READ MORE: Will.i.am And Mercedes-Benz Present “Sound Drive”: A Real-Time Musical Reaction To Acceleration, Steering, And Other Events In The Car

Thrust SSC, or ‘Thrust SuperSonic Car’, broke the world speed record on October 15, 1997, in the Black Rock Desert of Nevada, reaching 1,228 km/h (763 mph).

Andrew Green, a pilot with the British Royal Air Force, drove the specially constructed automobile.

In a YouTube video of the Thrust SSC taking off, Green described the conditions on the day: “When there’s a car going at 700 mph, the car moves around more the faster you go, the wheels skim across the surface, there’s gusts of crosswind, and the wheels are sliding around all over the track.”

He went on to say, “I had to accelerate the car without it sucking up chunks of desert into the intakes.”

“As I’m accelerating quicker through the 80, 90 miles per hour mark, I then had really strong airflow into the engines.”

According to Guinness World Records, Green described Thrust SSC at 500-700 mph as ‘a big handful, bordering on unmanageable’.

“The two huge booms that rang out over the site during Andy’s outward and return run sent his crew into spontaneous cheers – though because he was actually inside the vehicle that caused those sonic booms, he couldn’t hear them himself,” the Guinness World Records website went on to say.

“Green had the fastest driving record in history.

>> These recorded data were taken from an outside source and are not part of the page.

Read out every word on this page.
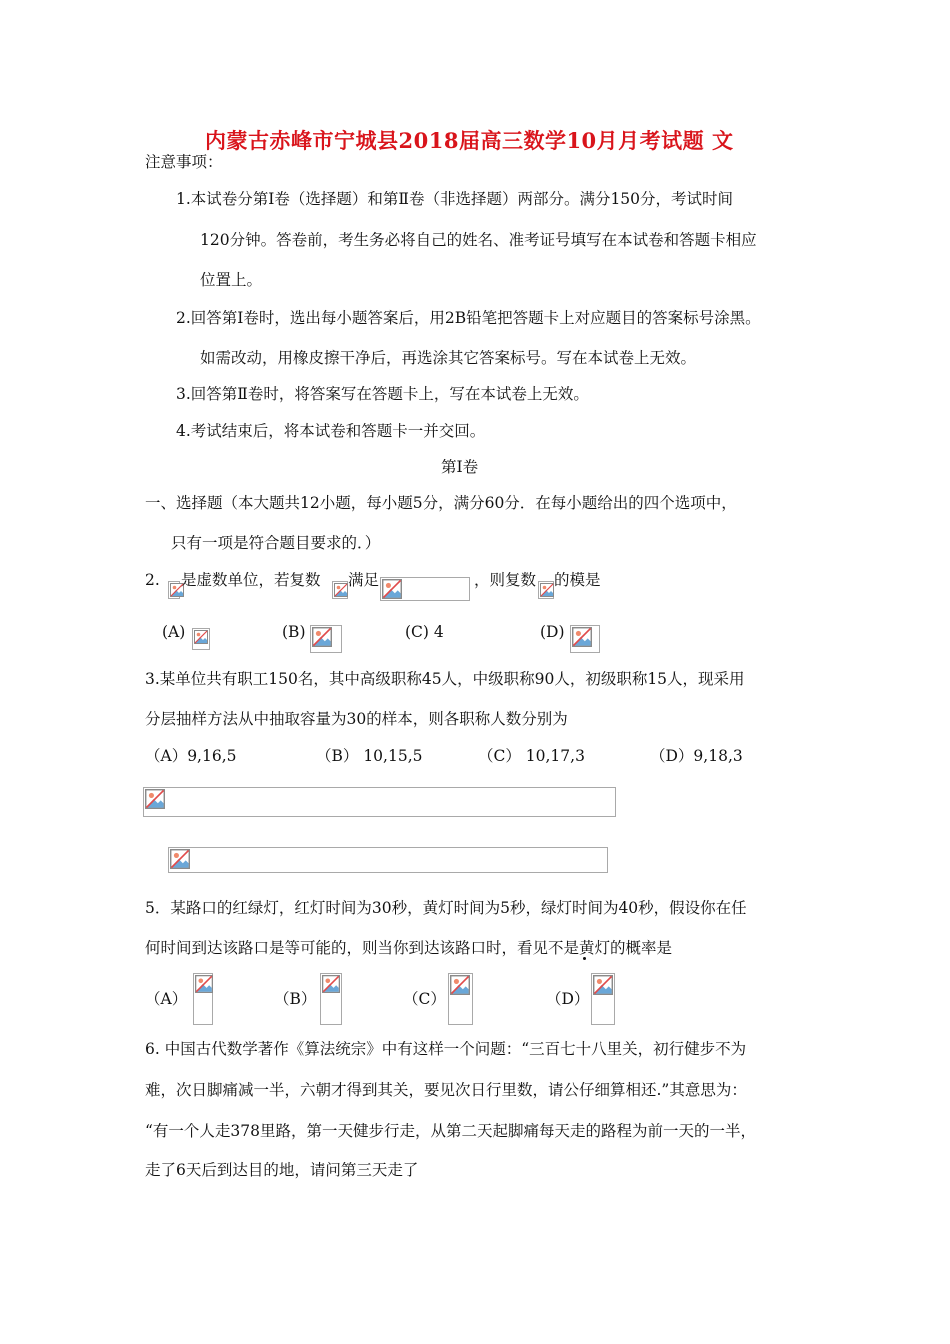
内蒙古赤峰市宁城县2018届高三数学10月月考试题 文
注意事项：
1.本试卷分第Ⅰ卷（选择题）和第Ⅱ卷（非选择题）两部分。满分150分，考试时间
120分钟。答卷前，考生务必将自己的姓名、准考证号填写在本试卷和答题卡相应
位置上。
2.回答第Ⅰ卷时，选出每小题答案后，用2B铅笔把答题卡上对应题目的答案标号涂黑。
如需改动，用橡皮擦干净后，再选涂其它答案标号。写在本试卷上无效。
3.回答第Ⅱ卷时，将答案写在答题卡上，写在本试卷上无效。
4.考试结束后，将本试卷和答题卡一并交回。
第Ⅰ卷
一、选择题（本大题共12小题，每小题5分，满分60分．在每小题给出的四个选项中，
只有一项是符合题目要求的．）
2. 是虚数单位，若复数 满足	，则复数 的模是
(A)	(B)	(C) 4	(D)
3.某单位共有职工150名，其中高级职称45人，中级职称90人，初级职称15人，现采用
分层抽样方法从中抽取容量为30的样本，则各职称人数分别为
（A）9,16,5	（B） 10,15,5	（C） 10,17,3	（D）9,18,3
5．某路口的红绿灯，红灯时间为30秒，黄灯时间为5秒，绿灯时间为40秒，假设你在任
何时间到达该路口是等可能的，则当你到达该路口时，看见不是黄灯的概率是
（A）	（B）	（C）	（D）
6. 中国古代数学著作《算法统宗》中有这样一个问题：“三百七十八里关，初行健步不为
难，次日脚痛减一半，六朝才得到其关，要见次日行里数，请公仔细算相还.”其意思为：
“有一个人走378里路，第一天健步行走，从第二天起脚痛每天走的路程为前一天的一半，
走了6天后到达目的地，请问第三天走了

Furthermore, his record-breaking journey occurred 50 years and one day after Chuck Yeager (USA) initially broke the sound barrier in a rocket plane, the Bell X-1.

The Thrust SSC, the only automobile to ever breach the sound barrier, is today regarded a piece of history and is on exhibit at the Coventry Transport Museum in Coventry, England, where it may be seen by both sports and scientific enthusiasts.

Although the car was genuinely unique, and it’s unlikely that such speeds will ever be achieved again, other supersonic projects are underway, such as the revolutionary submarine being developed by the US Navy.